De politie hoeft niet je beste vriend te zijn, maar agenten verdienen wel respect. Dat respect krijgen zij steeds minder. Een agent wordt steeds anoniemer. Daaraan moet meer gewerkt worden. Ik onderstreep nog maar eens het pleidooi voor een agent die de klas in komt en daar de leerlingen vertrouwd maakt met de politie.

Wij spraken onlangs in een AO ook over het programma Veilige Publieke Taak. De eerste fase is gericht op de werkgevers, maar het wordt nu toch wel echt tijd dat wij fase twee beginnen, waarin er meer aandacht is voor het publiek en natuurlijk voor de dader.

Het is ook van groot belang dat extra agenten bij de politie worden ingezet. Het is voor ons onbegrijpelijk dat wij de politieke wil en het geld hebben voor extra agenten, rechercheurs en forensisch assistenten, maar dat wij hen niet ingezet krijgen bij de korpsen. Gisteren kregen wij de brandbrief van de NPB, die ook een beeld schetst van hoge werkdruk en te weinig mensen. In het wetgevingsoverleg zei de minister dat zij een ander beeld krijgt dan wij als Kamerleden. Ik begrijp niet hoe dat kan, want ik ken deze minister als iemand die de handen graag uit de mouwen steekt en dus in contact is met de realiteit. Maar er is dus grote onduidelijkheid. De vacaturedruk is hoog, maar wordt niet ingevuld. Wij krijgen geen inzicht in de redenen. Het gebeurt ons toch niet veel dat wij mensen in de aanbieding hebben maar dat zij niet aan het werk komen, zeker niet als de nood zo hoog is. Wij mogen niet het vertrouwen van agenten op straat verliezen. Daarom vragen wij de minister om uit te zoeken wat de kinken nu precies in de kabel zijn om de extra agenten aan het werk te krijgen.

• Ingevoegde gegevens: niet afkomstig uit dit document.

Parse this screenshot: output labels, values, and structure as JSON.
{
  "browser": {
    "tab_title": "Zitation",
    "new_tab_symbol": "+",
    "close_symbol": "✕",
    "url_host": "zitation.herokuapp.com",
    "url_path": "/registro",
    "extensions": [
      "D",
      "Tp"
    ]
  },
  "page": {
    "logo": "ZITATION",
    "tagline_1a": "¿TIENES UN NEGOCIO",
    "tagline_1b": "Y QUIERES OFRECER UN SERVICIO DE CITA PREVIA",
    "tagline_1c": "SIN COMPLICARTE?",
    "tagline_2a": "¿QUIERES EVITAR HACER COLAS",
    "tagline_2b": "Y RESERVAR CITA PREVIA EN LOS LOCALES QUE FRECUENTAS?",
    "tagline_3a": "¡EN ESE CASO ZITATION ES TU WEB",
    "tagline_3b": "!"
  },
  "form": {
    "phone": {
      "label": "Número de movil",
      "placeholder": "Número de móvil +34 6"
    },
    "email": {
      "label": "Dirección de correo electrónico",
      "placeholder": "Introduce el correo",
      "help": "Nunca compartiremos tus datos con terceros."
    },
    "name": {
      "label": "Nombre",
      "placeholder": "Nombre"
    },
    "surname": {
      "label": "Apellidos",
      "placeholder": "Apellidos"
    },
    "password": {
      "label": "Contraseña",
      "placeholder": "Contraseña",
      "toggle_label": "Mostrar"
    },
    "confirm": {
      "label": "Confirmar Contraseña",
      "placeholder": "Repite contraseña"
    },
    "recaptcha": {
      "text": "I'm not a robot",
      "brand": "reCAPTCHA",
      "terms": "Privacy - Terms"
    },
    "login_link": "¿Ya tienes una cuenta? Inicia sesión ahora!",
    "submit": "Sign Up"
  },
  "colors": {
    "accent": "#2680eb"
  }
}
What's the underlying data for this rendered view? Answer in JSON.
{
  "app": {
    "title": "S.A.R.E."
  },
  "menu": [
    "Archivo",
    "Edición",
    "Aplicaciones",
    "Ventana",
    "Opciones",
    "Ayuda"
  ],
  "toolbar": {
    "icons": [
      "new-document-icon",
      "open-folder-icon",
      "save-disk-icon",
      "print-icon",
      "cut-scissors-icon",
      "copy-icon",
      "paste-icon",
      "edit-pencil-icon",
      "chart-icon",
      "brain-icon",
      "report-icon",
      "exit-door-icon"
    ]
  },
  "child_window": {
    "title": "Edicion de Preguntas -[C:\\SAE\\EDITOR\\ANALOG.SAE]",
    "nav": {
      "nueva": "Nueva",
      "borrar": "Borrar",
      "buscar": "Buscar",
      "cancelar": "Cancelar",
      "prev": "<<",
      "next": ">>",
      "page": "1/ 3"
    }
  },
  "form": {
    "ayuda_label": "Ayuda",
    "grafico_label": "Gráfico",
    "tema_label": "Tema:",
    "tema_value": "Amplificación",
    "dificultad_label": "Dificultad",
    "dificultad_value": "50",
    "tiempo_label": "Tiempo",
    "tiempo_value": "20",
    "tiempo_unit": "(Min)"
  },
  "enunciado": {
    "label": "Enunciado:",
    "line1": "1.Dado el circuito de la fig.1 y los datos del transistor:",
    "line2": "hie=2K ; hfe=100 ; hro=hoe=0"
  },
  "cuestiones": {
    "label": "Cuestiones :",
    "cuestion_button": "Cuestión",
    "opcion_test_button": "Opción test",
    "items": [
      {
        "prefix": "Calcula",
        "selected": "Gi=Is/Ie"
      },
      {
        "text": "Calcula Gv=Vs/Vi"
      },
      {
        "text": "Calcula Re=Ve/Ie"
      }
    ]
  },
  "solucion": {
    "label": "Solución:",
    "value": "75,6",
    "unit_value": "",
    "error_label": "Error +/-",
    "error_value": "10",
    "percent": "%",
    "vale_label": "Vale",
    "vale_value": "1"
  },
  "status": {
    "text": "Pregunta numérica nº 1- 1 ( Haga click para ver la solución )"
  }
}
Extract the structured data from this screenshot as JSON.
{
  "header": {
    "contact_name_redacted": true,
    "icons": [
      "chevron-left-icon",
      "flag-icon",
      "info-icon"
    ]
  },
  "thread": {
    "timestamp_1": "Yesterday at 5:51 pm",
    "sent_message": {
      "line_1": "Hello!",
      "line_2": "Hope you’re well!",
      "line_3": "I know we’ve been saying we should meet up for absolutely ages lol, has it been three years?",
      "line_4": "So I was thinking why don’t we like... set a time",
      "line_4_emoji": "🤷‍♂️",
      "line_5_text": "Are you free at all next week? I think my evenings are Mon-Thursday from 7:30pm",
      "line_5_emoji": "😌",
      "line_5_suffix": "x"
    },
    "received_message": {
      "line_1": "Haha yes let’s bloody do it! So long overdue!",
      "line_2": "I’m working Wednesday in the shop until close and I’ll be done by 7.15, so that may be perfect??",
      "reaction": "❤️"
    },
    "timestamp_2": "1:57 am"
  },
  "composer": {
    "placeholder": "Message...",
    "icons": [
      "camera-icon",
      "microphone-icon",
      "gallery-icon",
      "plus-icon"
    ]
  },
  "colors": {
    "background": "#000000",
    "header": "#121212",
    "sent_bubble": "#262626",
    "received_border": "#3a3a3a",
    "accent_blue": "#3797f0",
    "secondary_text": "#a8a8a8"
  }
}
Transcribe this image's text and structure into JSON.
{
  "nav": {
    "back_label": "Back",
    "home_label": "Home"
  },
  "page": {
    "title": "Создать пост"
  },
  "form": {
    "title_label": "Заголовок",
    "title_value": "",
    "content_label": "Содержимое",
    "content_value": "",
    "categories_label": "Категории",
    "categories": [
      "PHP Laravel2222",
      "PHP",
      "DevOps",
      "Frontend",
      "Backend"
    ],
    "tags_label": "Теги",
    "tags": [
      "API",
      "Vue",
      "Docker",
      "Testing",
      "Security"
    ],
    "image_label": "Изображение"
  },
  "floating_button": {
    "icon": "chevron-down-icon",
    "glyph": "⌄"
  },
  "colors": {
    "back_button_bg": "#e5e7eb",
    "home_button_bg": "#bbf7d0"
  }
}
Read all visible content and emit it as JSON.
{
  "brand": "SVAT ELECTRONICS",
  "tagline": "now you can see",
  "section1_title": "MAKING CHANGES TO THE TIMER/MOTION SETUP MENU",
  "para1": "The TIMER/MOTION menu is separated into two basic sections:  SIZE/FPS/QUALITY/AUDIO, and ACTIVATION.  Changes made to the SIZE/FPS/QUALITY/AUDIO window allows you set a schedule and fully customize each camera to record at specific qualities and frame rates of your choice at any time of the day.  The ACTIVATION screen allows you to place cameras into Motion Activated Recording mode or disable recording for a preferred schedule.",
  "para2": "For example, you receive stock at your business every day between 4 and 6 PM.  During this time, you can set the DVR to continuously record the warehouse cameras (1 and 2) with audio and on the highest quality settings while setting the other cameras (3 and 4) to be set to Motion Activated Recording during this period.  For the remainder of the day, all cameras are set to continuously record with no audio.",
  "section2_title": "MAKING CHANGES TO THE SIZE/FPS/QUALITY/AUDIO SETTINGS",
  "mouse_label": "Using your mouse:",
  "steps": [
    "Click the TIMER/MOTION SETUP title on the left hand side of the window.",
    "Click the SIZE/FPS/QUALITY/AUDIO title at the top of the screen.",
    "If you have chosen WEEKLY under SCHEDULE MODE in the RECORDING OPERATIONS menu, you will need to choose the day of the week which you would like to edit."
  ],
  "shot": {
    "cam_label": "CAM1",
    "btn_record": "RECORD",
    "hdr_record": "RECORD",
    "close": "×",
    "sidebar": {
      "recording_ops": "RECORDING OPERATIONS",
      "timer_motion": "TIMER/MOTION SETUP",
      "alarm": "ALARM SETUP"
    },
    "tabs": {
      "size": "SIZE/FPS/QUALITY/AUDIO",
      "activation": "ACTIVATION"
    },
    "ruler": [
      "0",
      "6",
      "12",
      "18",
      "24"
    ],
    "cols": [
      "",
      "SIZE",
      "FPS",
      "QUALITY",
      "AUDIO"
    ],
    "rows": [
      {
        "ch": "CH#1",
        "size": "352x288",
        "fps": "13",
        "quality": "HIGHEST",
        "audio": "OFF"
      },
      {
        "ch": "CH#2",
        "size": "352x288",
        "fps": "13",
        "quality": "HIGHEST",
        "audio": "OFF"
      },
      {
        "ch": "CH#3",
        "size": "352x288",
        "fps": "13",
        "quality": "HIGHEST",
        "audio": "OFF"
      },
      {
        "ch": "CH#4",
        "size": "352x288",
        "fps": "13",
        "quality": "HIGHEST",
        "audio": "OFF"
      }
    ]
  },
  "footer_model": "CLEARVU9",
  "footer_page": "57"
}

Wij vragen nogmaals aandacht voor het onderwerp kinderporno. Gelukkig wordt dit steeds meer aangepakt door de politie, maar veel is nog in de opstartfase. Voor zover wij het kunnen beoordelen, is er geen beeld van hoe groot deze criminaliteit in Nederland is. Wij zetten inmiddels extra in op de bestrijding van kinderporno, maar dat is niet alleen een kwestie van meer mankracht. Wij moeten ook weten waar de meeste inzet naartoe moet. Ik vraag de minister daarom of zij in samenwerking met haar collega op Justitie een onderzoek wil instellen naar de aard en omvang van criminaliteit rond kinderporno in Nederland. Dat moet een onderzoek zijn dat dicht tegen de opsporingspraktijk aan zit. Het zou daarom heel goed door de Politieacademie kunnen worden gedaan, zoals die ook onderzoek heeft gedaan naar bijvoorbeeld de oud en nieuw-rellen.